Veel historici zijn het erover eens dat de huidige Europese grenzen hun vorm kregen in de achttiende en negentiende eeuw. In deze periode vonden er veel (rechts)filosofische debatten plaats over hoe deze nieuwe naties het beste grondwettelijk ingericht konden worden. In deze context ontstonden befaamde codificaties, zoals de Franse Code Civil en de Amerikaanse Declaration of Independence, die sindsdien als prototype hebben gefungeerd voor Westerse naties. Deze twee invloedrijke codificaties zijn allebei beïnvloed door het geloof in ‘natuurrechten’. Natuurrecht gaat uit van de zienswijze dat er iets bestaat als een menselijke natuur met een inherent morele standaard die door middel van ongeschreven regels orde en harmonie binnen samenlevingen in stand kan houden. Rechtsfilosofen die de theorie van het natuurrecht aanhingen geloofden dat ondanks de vanzelfsprekendheid van het bestaan van ongeschreven regels, deze situatie toch vastgelegd diende te worden in een codificatie. Hier tegenover staan de aanhangers van het positief recht, dat juist uitgaat van het idee dat wetgeving geformuleerd wordt door wetgevers en het bestaan van recht dus niet vanzelfsprekend is. Paradoxaal genoeg toonden de op natuurrechten gebaseerde codificaties aan dat uiteindelijk alle geschreven codificaties onderling van elkaar verschilden. De problematiek van het natuurrecht is gelegen in dat het een eenduidig, normatief en universeel karakter van normen en waarden indiceert, terwijl historisch is gebleken dat niet alle mensen altijd gelijk worden beschouwd.
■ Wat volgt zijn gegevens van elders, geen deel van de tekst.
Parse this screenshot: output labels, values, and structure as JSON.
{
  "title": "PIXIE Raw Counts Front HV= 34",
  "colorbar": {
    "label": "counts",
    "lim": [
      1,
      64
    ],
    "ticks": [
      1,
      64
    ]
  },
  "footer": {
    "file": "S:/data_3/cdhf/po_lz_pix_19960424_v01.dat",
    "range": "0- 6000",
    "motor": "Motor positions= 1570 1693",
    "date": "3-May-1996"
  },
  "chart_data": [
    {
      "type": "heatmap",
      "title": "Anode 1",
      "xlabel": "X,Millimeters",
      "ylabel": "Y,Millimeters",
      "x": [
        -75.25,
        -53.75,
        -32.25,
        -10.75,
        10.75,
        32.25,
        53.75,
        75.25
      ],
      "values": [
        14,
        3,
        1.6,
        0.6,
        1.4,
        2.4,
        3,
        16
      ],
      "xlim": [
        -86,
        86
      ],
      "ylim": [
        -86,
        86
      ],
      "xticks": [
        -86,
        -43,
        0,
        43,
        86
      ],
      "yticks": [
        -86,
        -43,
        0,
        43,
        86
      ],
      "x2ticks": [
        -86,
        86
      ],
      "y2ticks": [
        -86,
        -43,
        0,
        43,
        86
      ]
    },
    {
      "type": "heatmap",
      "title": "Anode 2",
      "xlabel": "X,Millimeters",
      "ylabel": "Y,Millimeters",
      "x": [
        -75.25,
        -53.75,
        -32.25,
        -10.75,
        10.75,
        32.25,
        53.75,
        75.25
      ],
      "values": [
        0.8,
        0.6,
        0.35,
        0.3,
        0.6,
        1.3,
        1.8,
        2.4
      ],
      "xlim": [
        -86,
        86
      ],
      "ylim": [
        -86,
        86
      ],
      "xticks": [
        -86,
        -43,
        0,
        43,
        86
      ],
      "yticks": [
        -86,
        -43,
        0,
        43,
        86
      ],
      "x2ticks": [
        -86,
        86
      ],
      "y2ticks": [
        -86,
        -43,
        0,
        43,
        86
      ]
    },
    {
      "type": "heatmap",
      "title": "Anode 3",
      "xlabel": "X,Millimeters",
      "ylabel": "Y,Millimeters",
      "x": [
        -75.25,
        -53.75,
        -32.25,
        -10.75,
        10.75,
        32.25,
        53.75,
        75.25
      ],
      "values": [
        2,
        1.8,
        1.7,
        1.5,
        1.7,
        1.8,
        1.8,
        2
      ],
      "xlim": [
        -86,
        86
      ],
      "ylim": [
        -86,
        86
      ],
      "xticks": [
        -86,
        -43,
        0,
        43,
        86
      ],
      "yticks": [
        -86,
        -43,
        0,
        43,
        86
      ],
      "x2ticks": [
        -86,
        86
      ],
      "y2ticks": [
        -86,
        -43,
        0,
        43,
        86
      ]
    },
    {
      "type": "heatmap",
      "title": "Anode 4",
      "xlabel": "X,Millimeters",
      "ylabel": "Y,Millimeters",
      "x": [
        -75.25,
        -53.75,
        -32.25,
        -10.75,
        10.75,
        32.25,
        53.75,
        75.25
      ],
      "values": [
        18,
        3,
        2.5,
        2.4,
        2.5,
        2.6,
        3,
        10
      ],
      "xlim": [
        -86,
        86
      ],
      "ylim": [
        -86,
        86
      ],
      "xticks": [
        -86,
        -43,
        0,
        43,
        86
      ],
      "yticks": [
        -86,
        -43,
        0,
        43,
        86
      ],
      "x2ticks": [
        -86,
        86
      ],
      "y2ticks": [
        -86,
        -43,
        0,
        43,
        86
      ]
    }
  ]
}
Een codificatie die sterk gebaseerd is op ‘natuurrechten’ blijkt niet adequaat om de rechten van alle mensen te beschermen. Zo hebben de Fransen onder de Code Civil toch met andere maten gemeten ten opzichte van de inheemse bevolking in hun koloniale rijk en bleek de Amerikaanse Declaration of Independence met haar bekende speerpunt ‘that all men are created equal’ ook onvoldoende om een einde te maken aan slavernij en segregatie. Daar staat dan weer tegenover dat de natuurrechtelijke denkbeelden uit de Franse en Amerikaanse revolutie, een bruikbaar raamwerk konden bieden voor onafhankelijkheidsbewegingen in de koloniën. Vlak na de Franse Revolutie vond er nog een succesvolle revolutie plaats die veelal in vergetelheid is geraakt, namelijk in de toenmalige Franse kolonie Saint-Domingue. De revolutionaire leider Toussaint de l’Ouverture, geïnspireerd door La Déclaration des droits de l’homme et du citoyen, maakte een einde aan slavernij in Haïti door algemene mensenrechten op vrijheid en burgerschap uit te roepen. Deze revolutie zou wellicht zelfs als indrukwekkender gezien kunnen worden vanwege het grote machtsverschil tussen de koloniale gezaghebbers onder leiding van Napoleon, en de revolutionairen die afkomstig waren van een klein eiland en voor een groot deel bestonden uit slaafgemaakten. Uiteindelijk zou de revolutie uitmonden in de onafhankelijkheid van Haïti en de afschaffing van slavernij in Franse koloniën. De impact die de Haïtiaanse revolutie heeft gehad op gekoloniseerde volkeren wereldwijd valt niet te onderschatten. Ten eerste toonde de revolutie aan dat een ongeorganiseerde kleine groep kon winnen van een materieel sterker bevoorraad en goed georganiseerd leger. Haïti zou de eerste vrije zwarte republiek zijn in het koloniale tijdperk. Ten tweede toonde het aan dat afschaffing van slavernij ook zonder goedkeuring van het koloniale moederland voltrokken kon worden. Tot slot zette het de eerste nodige vraagtekens bij de universaliteit van de rechten van mensen die de bekende Westerse codificaties uit deze tijd zo hoog in het vaandel hadden staan. Historici schreven dat er geen land is geweest dat zoveel verwachtingen schiep als Haïti. Wat volgde was een aaneenschakeling van dictatoriaal leiderschap en heftige armoede die de reden zouden kunnen zijn dat Haïtiaanse Revolutie  in vergetelheid is geraakt. 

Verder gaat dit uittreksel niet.